先日の意識のある魔人だって、彼女が予知してくれていなければリオナは殺されていたかもしれない。
「ちなみに今回招集された詳しい理由って分かるか?緊急招集なんて滅多にないからよ」
「ああ、それなら今回招集をかけてもらったのは俺だよ。すぐに共有すべき情報があるんだ」
俺はナイルゼンに森で出会った魔人のことについて話した。
意識があり、会話も可能だが紛れもなくその体には黒いオーラを纏っていた魔人そのものであったこと。

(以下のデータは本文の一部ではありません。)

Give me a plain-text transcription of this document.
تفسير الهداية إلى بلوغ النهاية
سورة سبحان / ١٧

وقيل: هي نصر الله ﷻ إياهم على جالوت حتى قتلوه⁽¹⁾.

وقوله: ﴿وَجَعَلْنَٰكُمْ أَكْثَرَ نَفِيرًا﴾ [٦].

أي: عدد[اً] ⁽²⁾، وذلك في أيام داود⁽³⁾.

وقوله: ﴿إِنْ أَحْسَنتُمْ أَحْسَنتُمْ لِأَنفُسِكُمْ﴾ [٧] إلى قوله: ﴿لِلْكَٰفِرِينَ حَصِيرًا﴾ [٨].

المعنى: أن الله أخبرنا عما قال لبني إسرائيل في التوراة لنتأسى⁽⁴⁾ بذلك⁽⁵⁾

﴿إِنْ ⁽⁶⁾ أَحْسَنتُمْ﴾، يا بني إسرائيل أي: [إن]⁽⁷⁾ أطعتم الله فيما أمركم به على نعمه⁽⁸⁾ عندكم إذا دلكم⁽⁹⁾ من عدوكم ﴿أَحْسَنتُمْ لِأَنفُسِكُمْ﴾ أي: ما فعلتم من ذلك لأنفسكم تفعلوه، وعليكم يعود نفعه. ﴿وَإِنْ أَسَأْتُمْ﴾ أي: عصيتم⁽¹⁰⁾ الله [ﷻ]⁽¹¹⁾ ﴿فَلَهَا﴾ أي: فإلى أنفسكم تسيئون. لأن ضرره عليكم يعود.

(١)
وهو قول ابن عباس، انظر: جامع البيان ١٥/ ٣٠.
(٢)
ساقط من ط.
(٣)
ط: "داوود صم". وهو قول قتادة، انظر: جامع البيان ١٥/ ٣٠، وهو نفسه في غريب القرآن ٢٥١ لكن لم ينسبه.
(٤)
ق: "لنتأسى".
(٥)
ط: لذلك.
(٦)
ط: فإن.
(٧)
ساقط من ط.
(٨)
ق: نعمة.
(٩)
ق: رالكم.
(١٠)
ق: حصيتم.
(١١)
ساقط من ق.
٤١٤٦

さらには、魔物ではあったけど魔獣もどきのような生物も手下として使っていたことを。
「はあ!?んだよそれマジで言ってんのか!?」
「間違いないよ。俺はこの目でしっかり確認したし、奴も自分を魔人だって認めていた。そこできっちり仕留められなかったことが悔やまれるけど」
「トリガーですら取り逃すってことは、相当厄介な奴らしいな…………。そりゃ確かに一刻も争う案件だわ」
ナイルゼンにも緊急性の高さを理解してもらえたみたいだ。
もしも今後、奴のような知性のある魔人が生まれ、奴ほどの強さを持つ魔人、魔獣が増えるとすれば、アレクシアの予知なんてものは関係なく、世界は終わる。
知っていたとしても、対処ができないからだ。
「明日まで待ってる場合じゃねえ。急ごうぜ」
「走るか」
俺達は少し駆け足で王城へと向かった。